– Иисус-Мария-Иосиф! Я добилась только того, что заслуживаю! Но это лучше, чем язык евнуха!
– С меня хватит, старая свинья! Уймись со своими сальностями! Вы что, только об этом и думаете в гареме Барбароссы? Сегодня утром Зобейда будит меня и, как сука во время течки, требует, чтобы я отдолбал ее во всех позах, а теперь еще ты, похотливая карга! Хайраддина, что ли, на всех не хватает? Так Хасана просите, чтобы он вас щекотал!
– Ах, прекрасный гребец, кажется, ты начинаешь понимать! Ни Хайраддин, ни Хасан ничего не могут дать красавице Зобейде! Потому-то она и выбрала тебя, едва увидев.
– Есть и другие мужчины в Алжире!
– Но не такие, как ты! Слушай, я доверю тебе одну тайну. Зобейда хочет детей от своего господина. Но, увы, он на это уже неспособен. Не то чтобы он утратил свою мужественность.
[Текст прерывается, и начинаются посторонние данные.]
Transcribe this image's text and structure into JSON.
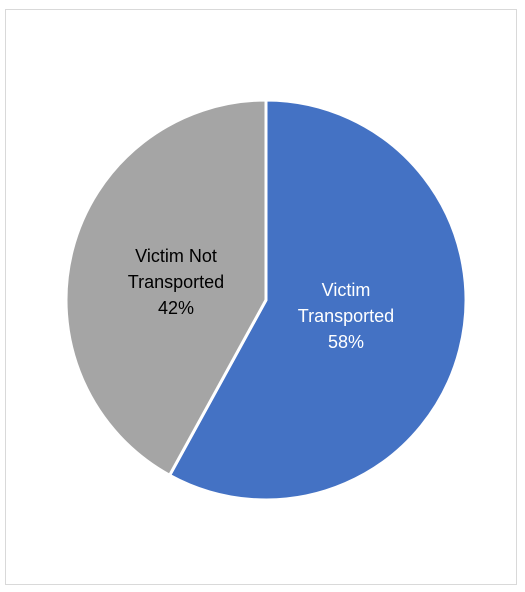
{
  "chart_data": {
    "type": "pie",
    "title": "",
    "slices": [
      {
        "label_lines": [
          "Victim",
          "Transported"
        ],
        "percent_label": "58%",
        "value": 58,
        "color": "#4472c4",
        "text_color": "#ffffff"
      },
      {
        "label_lines": [
          "Victim Not",
          "Transported"
        ],
        "percent_label": "42%",
        "value": 42,
        "color": "#a5a5a5",
        "text_color": "#000000"
      }
    ]
  }
}
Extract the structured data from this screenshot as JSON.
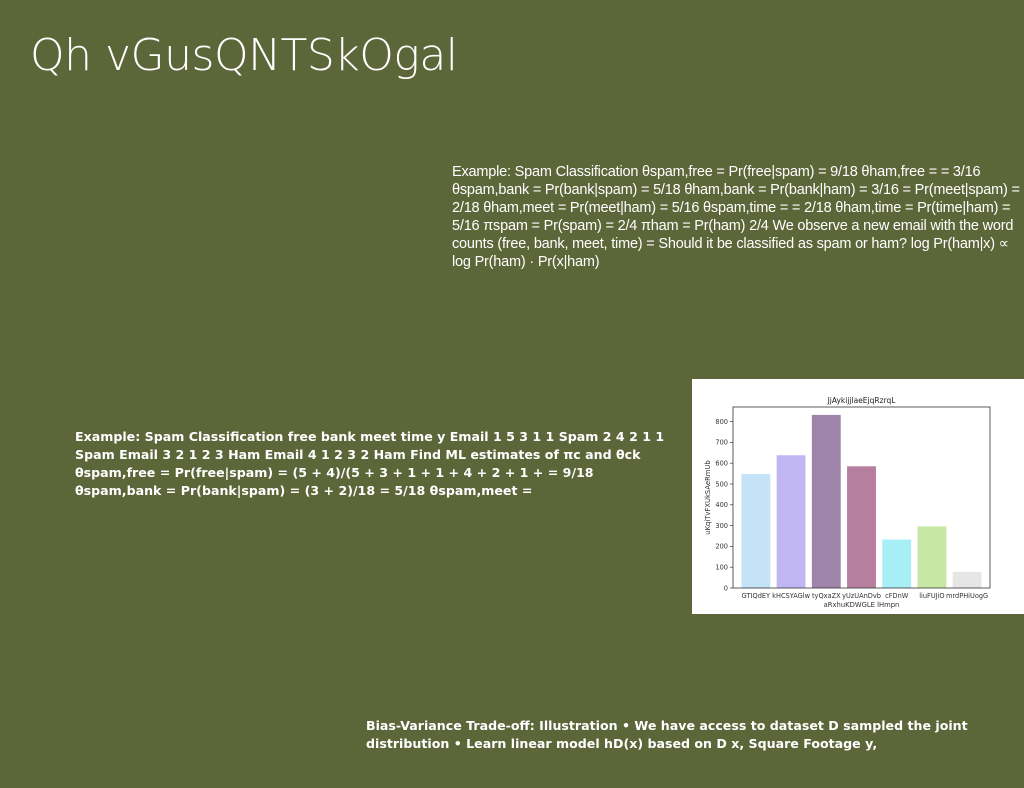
{
  "slide": {
    "title": "Qh vGusQNTSkOgal"
  },
  "text_blocks": {
    "block1": "Example: Spam Classification θspam,free = Pr(free|spam) = 9/18 θham,free = = 3/16 θspam,bank = Pr(bank|spam) = 5/18 θham,bank = Pr(bank|ham) = 3/16 = Pr(meet|spam) = 2/18 θham,meet = Pr(meet|ham) = 5/16 θspam,time = = 2/18 θham,time = Pr(time|ham) = 5/16 πspam = Pr(spam) = 2/4 πham = Pr(ham) 2/4 We observe a new email with the word counts (free, bank, meet, time) = Should it be classified as spam or ham? log Pr(ham|x) ∝ log Pr(ham) · Pr(x|ham)",
    "block2": "Example: Spam Classification free bank meet time y Email 1 5 3 1 1 Spam 2 4 2 1 1 Spam Email 3 2 1 2 3 Ham Email 4 1 2 3 2 Ham Find ML estimates of πc and θck θspam,free = Pr(free|spam) = (5 + 4)/(5 + 3 + 1 + 1 + 4 + 2 + 1 + = 9/18 θspam,bank = Pr(bank|spam) = (3 + 2)/18 = 5/18 θspam,meet =",
    "block3": "Bias-Variance Trade-off: Illustration • We have access to dataset D sampled the joint distribution • Learn linear model hD(x) based on D x, Square Footage y,"
  },
  "chart_data": {
    "type": "bar",
    "title": "JjAykijjlaeEjqRzrqL",
    "xlabel": "aRxhuKDWGLE lHmpn",
    "ylabel": "uKqiTvFXUkSAeRmUb",
    "categories": [
      "GTIQdEY",
      "kHCSYAGlw",
      "tyQxaZX",
      "yUzUAnDvb",
      "cFDnW",
      "liuFUJiO",
      "mrdPHiUogG"
    ],
    "values": [
      548,
      638,
      832,
      585,
      233,
      296,
      78
    ],
    "colors": [
      "#c5e3f6",
      "#c0b7f2",
      "#9d84a8",
      "#b77f9f",
      "#a8eef7",
      "#c7e8a4",
      "#e6e6e6"
    ],
    "ylim": [
      0,
      870
    ],
    "yticks": [
      0,
      100,
      200,
      300,
      400,
      500,
      600,
      700,
      800
    ],
    "grid": false,
    "legend": "none"
  }
}
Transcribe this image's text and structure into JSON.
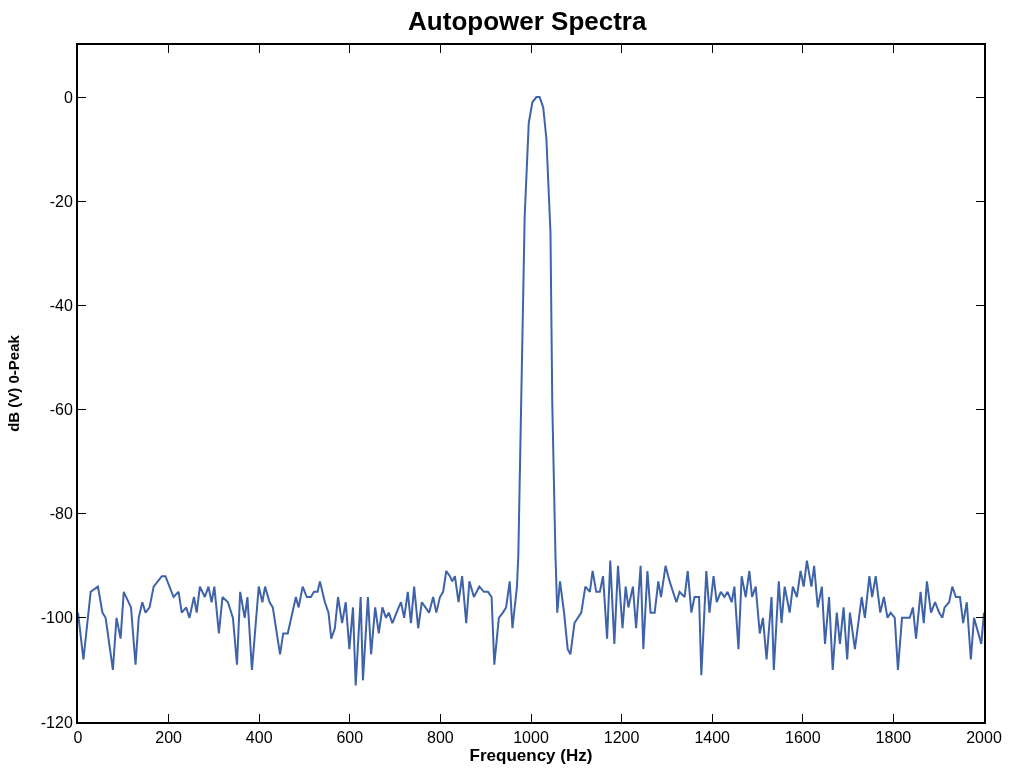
{
  "chart_data": {
    "type": "line",
    "title": "Autopower Spectra",
    "xlabel": "Frequency (Hz)",
    "ylabel": "dB (V) 0-Peak",
    "xlim": [
      0,
      2000
    ],
    "xticks": [
      0,
      200,
      400,
      600,
      800,
      1000,
      1200,
      1400,
      1600,
      1800,
      2000
    ],
    "ylim": [
      -120,
      10
    ],
    "yticks": [
      -120,
      -100,
      -80,
      -60,
      -40,
      -20,
      0
    ],
    "marker": "none",
    "line_style": "solid",
    "series": [
      {
        "color": "#3f63a8",
        "x": [
          0,
          12,
          28,
          44,
          54,
          61,
          77,
          85,
          94,
          101,
          117,
          127,
          134,
          142,
          149,
          158,
          167,
          185,
          193,
          211,
          222,
          229,
          239,
          246,
          256,
          262,
          269,
          280,
          288,
          295,
          301,
          311,
          319,
          331,
          342,
          351,
          358,
          368,
          374,
          384,
          399,
          407,
          413,
          423,
          430,
          446,
          453,
          463,
          481,
          487,
          496,
          505,
          514,
          521,
          529,
          534,
          545,
          553,
          559,
          567,
          574,
          583,
          591,
          599,
          607,
          613,
          624,
          629,
          640,
          647,
          656,
          664,
          672,
          680,
          686,
          694,
          708,
          713,
          720,
          728,
          735,
          742,
          751,
          759,
          767,
          775,
          784,
          791,
          799,
          806,
          813,
          821,
          826,
          832,
          840,
          848,
          857,
          864,
          874,
          886,
          896,
          905,
          913,
          919,
          929,
          938,
          945,
          953,
          959,
          969,
          972,
          986,
          995,
          1003,
          1012,
          1019,
          1027,
          1034,
          1043,
          1047,
          1054,
          1058,
          1064,
          1073,
          1081,
          1087,
          1096,
          1111,
          1120,
          1130,
          1136,
          1144,
          1152,
          1159,
          1168,
          1175,
          1184,
          1192,
          1202,
          1209,
          1215,
          1225,
          1232,
          1242,
          1248,
          1257,
          1264,
          1273,
          1281,
          1287,
          1297,
          1306,
          1321,
          1328,
          1339,
          1346,
          1354,
          1361,
          1371,
          1376,
          1387,
          1394,
          1403,
          1410,
          1419,
          1427,
          1434,
          1443,
          1449,
          1458,
          1465,
          1474,
          1482,
          1488,
          1496,
          1505,
          1512,
          1520,
          1531,
          1536,
          1547,
          1553,
          1560,
          1571,
          1578,
          1587,
          1595,
          1602,
          1609,
          1619,
          1625,
          1633,
          1642,
          1649,
          1658,
          1666,
          1675,
          1682,
          1690,
          1698,
          1704,
          1715,
          1730,
          1737,
          1747,
          1753,
          1761,
          1771,
          1779,
          1787,
          1794,
          1803,
          1810,
          1819,
          1828,
          1836,
          1843,
          1850,
          1860,
          1867,
          1874,
          1883,
          1892,
          1901,
          1908,
          1913,
          1923,
          1930,
          1938,
          1947,
          1954,
          1962,
          1971,
          1978,
          1994,
          2000
        ],
        "values": [
          -99,
          -108,
          -95,
          -94,
          -99,
          -100,
          -110,
          -100,
          -104,
          -95,
          -98,
          -109,
          -100,
          -97,
          -99,
          -98,
          -94,
          -92,
          -92,
          -96,
          -95,
          -99,
          -98,
          -100,
          -96,
          -99,
          -94,
          -96,
          -94,
          -97,
          -94,
          -103,
          -96,
          -97,
          -100,
          -109,
          -95,
          -100,
          -96,
          -110,
          -94,
          -97,
          -94,
          -97,
          -98,
          -107,
          -103,
          -103,
          -96,
          -98,
          -94,
          -96,
          -96,
          -95,
          -95,
          -93,
          -97,
          -99,
          -104,
          -102,
          -96,
          -101,
          -97,
          -106,
          -98,
          -113,
          -96,
          -112,
          -96,
          -107,
          -98,
          -103,
          -98,
          -100,
          -99,
          -101,
          -98,
          -97,
          -100,
          -95,
          -101,
          -94,
          -102,
          -97,
          -98,
          -99,
          -96,
          -99,
          -96,
          -95,
          -91,
          -92,
          -93,
          -92,
          -97,
          -92,
          -101,
          -93,
          -96,
          -94,
          -95,
          -95,
          -96,
          -109,
          -100,
          -99,
          -98,
          -93,
          -102,
          -94,
          -88,
          -23,
          -5,
          -1,
          0,
          0,
          -2,
          -8,
          -26,
          -59,
          -88,
          -99,
          -93,
          -99,
          -106,
          -107,
          -101,
          -99,
          -94,
          -95,
          -91,
          -95,
          -95,
          -92,
          -104,
          -89,
          -105,
          -90,
          -102,
          -94,
          -98,
          -94,
          -102,
          -90,
          -106,
          -91,
          -99,
          -99,
          -93,
          -96,
          -90,
          -93,
          -97,
          -95,
          -96,
          -91,
          -99,
          -96,
          -96,
          -111,
          -91,
          -99,
          -92,
          -97,
          -95,
          -96,
          -95,
          -97,
          -94,
          -106,
          -92,
          -96,
          -91,
          -96,
          -94,
          -103,
          -100,
          -108,
          -96,
          -110,
          -93,
          -101,
          -94,
          -99,
          -94,
          -96,
          -91,
          -94,
          -89,
          -94,
          -90,
          -98,
          -94,
          -105,
          -96,
          -110,
          -99,
          -105,
          -98,
          -108,
          -99,
          -106,
          -96,
          -100,
          -92,
          -96,
          -92,
          -99,
          -96,
          -100,
          -99,
          -100,
          -110,
          -100,
          -100,
          -100,
          -98,
          -104,
          -95,
          -101,
          -93,
          -99,
          -97,
          -99,
          -100,
          -98,
          -97,
          -94,
          -96,
          -96,
          -101,
          -97,
          -108,
          -100,
          -105,
          -99
        ]
      }
    ]
  }
}
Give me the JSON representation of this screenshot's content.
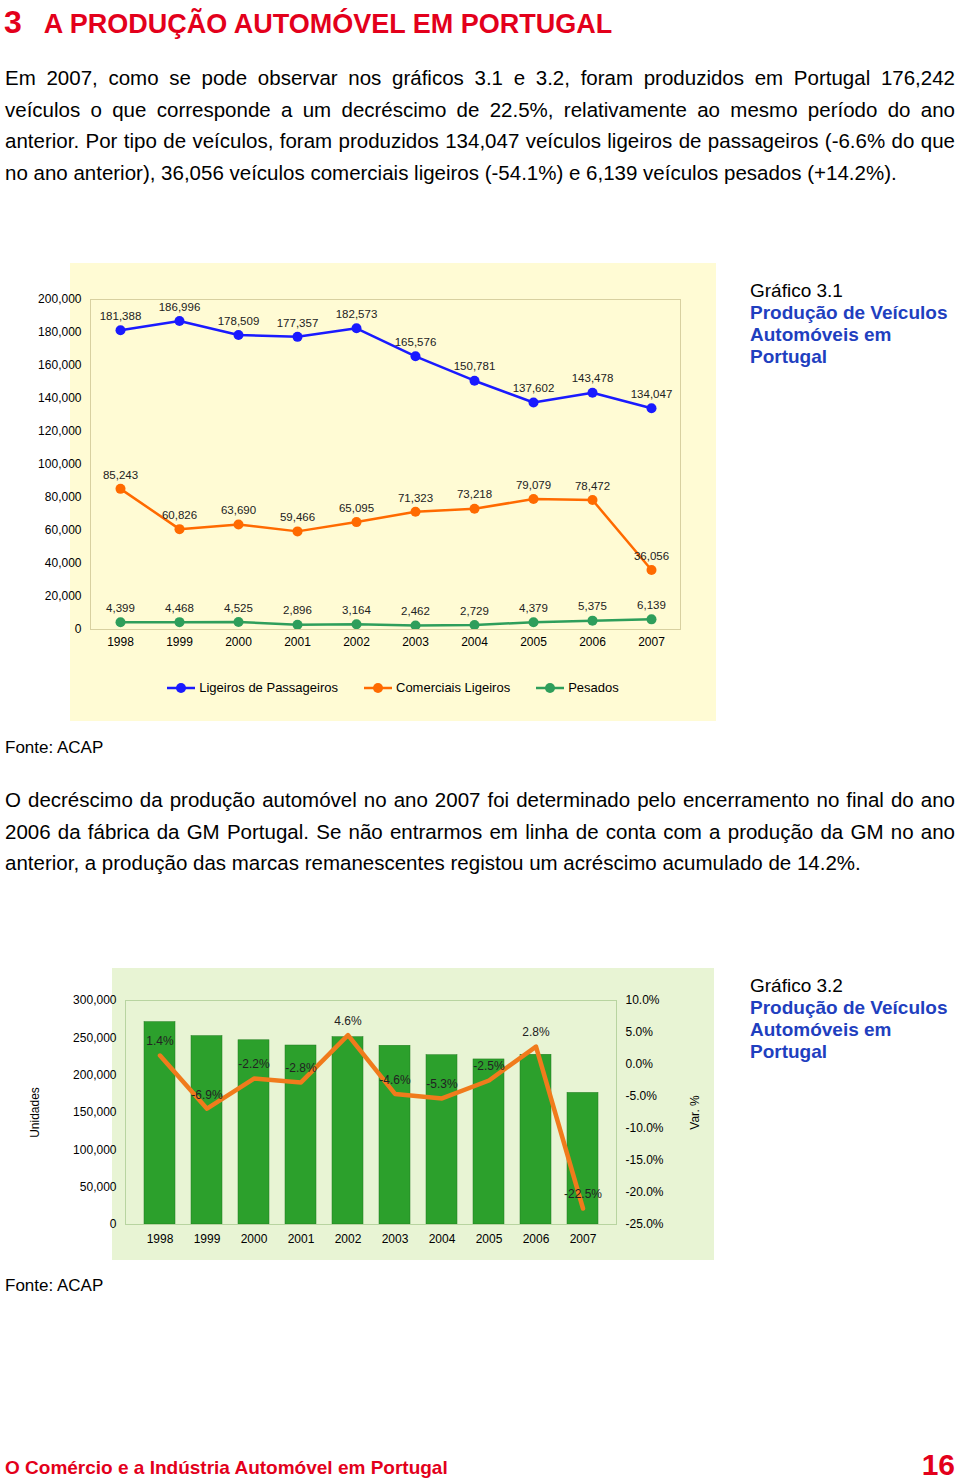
{
  "section_number": "3",
  "section_title": "A PRODUÇÃO AUTOMÓVEL EM PORTUGAL",
  "paragraphs": [
    "Em 2007, como se pode observar nos gráficos 3.1 e 3.2, foram produzidos em Portugal 176,242 veículos o que corresponde a um decréscimo de 22.5%, relativamente ao mesmo período do ano anterior. Por tipo de veículos, foram produzidos 134,047 veículos ligeiros de passageiros (-6.6% do que no ano anterior), 36,056 veículos comerciais ligeiros (-54.1%) e 6,139 veículos pesados (+14.2%).",
    "O decréscimo da produção automóvel no ano 2007 foi determinado pelo encerramento no final do ano 2006 da fábrica da GM Portugal. Se não entrarmos em linha de conta com a produção da GM no ano anterior, a produção das marcas remanescentes registou um acréscimo acumulado de 14.2%."
  ],
  "chart_data": [
    {
      "type": "line",
      "figure": "Gráfico 3.1",
      "title": "Produção de Veículos Automóveis em Portugal",
      "source": "Fonte: ACAP",
      "categories": [
        "1998",
        "1999",
        "2000",
        "2001",
        "2002",
        "2003",
        "2004",
        "2005",
        "2006",
        "2007"
      ],
      "series": [
        {
          "name": "Ligeiros de Passageiros",
          "color": "#1a1aff",
          "marker": "circle",
          "values": [
            181388,
            186996,
            178509,
            177357,
            182573,
            165576,
            150781,
            137602,
            143478,
            134047
          ],
          "value_labels": [
            "181,388",
            "186,996",
            "178,509",
            "177,357",
            "182,573",
            "165,576",
            "150,781",
            "137,602",
            "143,478",
            "134,047"
          ]
        },
        {
          "name": "Comerciais Ligeiros",
          "color": "#ff6a00",
          "marker": "circle",
          "values": [
            85243,
            60826,
            63690,
            59466,
            65095,
            71323,
            73218,
            79079,
            78472,
            36056
          ],
          "value_labels": [
            "85,243",
            "60,826",
            "63,690",
            "59,466",
            "65,095",
            "71,323",
            "73,218",
            "79,079",
            "78,472",
            "36,056"
          ]
        },
        {
          "name": "Pesados",
          "color": "#2e9e5b",
          "marker": "circle",
          "values": [
            4399,
            4468,
            4525,
            2896,
            3164,
            2462,
            2729,
            4379,
            5375,
            6139
          ],
          "value_labels": [
            "4,399",
            "4,468",
            "4,525",
            "2,896",
            "3,164",
            "2,462",
            "2,729",
            "4,379",
            "5,375",
            "6,139"
          ]
        }
      ],
      "ylim": [
        0,
        200000
      ],
      "yticks": [
        0,
        {
          "value": 20000,
          "label": "20,000"
        },
        {
          "value": 40000,
          "label": "40,000"
        },
        {
          "value": 60000,
          "label": "60,000"
        },
        {
          "value": 80000,
          "label": "80,000"
        },
        {
          "value": 100000,
          "label": "100,000"
        },
        {
          "value": 120000,
          "label": "120,000"
        },
        {
          "value": 140000,
          "label": "140,000"
        },
        {
          "value": 160000,
          "label": "160,000"
        },
        {
          "value": 180000,
          "label": "180,000"
        },
        {
          "value": 200000,
          "label": "200,000"
        }
      ],
      "grid": false,
      "data_labels": true,
      "legend": "bottom"
    },
    {
      "type": "bar",
      "figure": "Gráfico 3.2",
      "title": "Produção de Veículos Automóveis em Portugal",
      "source": "Fonte: ACAP",
      "y_label": "Unidades",
      "y2_label": "Var. %",
      "categories": [
        "1998",
        "1999",
        "2000",
        "2001",
        "2002",
        "2003",
        "2004",
        "2005",
        "2006",
        "2007"
      ],
      "series": [
        {
          "type": "bar",
          "color": "#2ca02c",
          "values": [
            271030,
            252290,
            246724,
            239719,
            250832,
            239361,
            226728,
            221060,
            227325,
            176242
          ]
        },
        {
          "type": "line",
          "axis": "y2",
          "color": "#f07b1c",
          "values": [
            1.4,
            -6.9,
            -2.2,
            -2.8,
            4.6,
            -4.6,
            -5.3,
            -2.5,
            2.8,
            -22.5
          ],
          "value_labels": [
            "1.4%",
            "-6.9%",
            "-2.2%",
            "-2.8%",
            "4.6%",
            "-4.6%",
            "-5.3%",
            "-2.5%",
            "2.8%",
            "-22.5%"
          ],
          "data_labels": true
        }
      ],
      "ylim": [
        0,
        300000
      ],
      "yticks": [
        0,
        {
          "value": 50000,
          "label": "50,000"
        },
        {
          "value": 100000,
          "label": "100,000"
        },
        {
          "value": 150000,
          "label": "150,000"
        },
        {
          "value": 200000,
          "label": "200,000"
        },
        {
          "value": 250000,
          "label": "250,000"
        },
        {
          "value": 300000,
          "label": "300,000"
        }
      ],
      "y2lim": [
        -25,
        10
      ],
      "y2ticks": [
        {
          "value": -25,
          "label": "-25.0%"
        },
        {
          "value": -20,
          "label": "-20.0%"
        },
        {
          "value": -15,
          "label": "-15.0%"
        },
        {
          "value": -10,
          "label": "-10.0%"
        },
        {
          "value": -5,
          "label": "-5.0%"
        },
        {
          "value": 0,
          "label": "0.0%"
        },
        {
          "value": 5,
          "label": "5.0%"
        },
        {
          "value": 10,
          "label": "10.0%"
        }
      ],
      "grid": false
    }
  ],
  "footer": {
    "title": "O Comércio e a Indústria Automóvel em Portugal",
    "page": "16"
  }
}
Напротив, в свои семьдесят с лишним лет он часто посещает жен. Но чтобы зачать…, нам, женщинам гарема, уже давно это стало понятно. Старый мужчина более сух, чем дюна в летнюю пору. Зобейда долго считала, что это она бесплодна. Тогда мы стали тайно подменять ее в постели господина другими девственницами… безрезультатно. Ни одна не понесла. По правде сказать, его это совсем не беспокоит. Он все время носится по морям, и у него уже есть два сына: старший – Хасан Паша, от матери-мавританки, и еще Хасан Ага, приемный. Но Зобейда любит его и хочет подарить ему сына, прежде чем Аллах его у нее заберет. Поэтому вчера, когда мы наблюдали за тобой, она тебя выбрала, как жеребца на племя.
Гаратафас, с тяжкой печалью в сердце, начинает одеваться под пристальным взглядом старухи.
– И она нашла, что я был на высоте?
– Сверх всяких ожиданий! Эй! Но что ты делаешь?
– Собираюсь уходить, как видишь…
– Уходить куда? Ты же знаешь, что тебя убьют, едва ты ступишь за порог.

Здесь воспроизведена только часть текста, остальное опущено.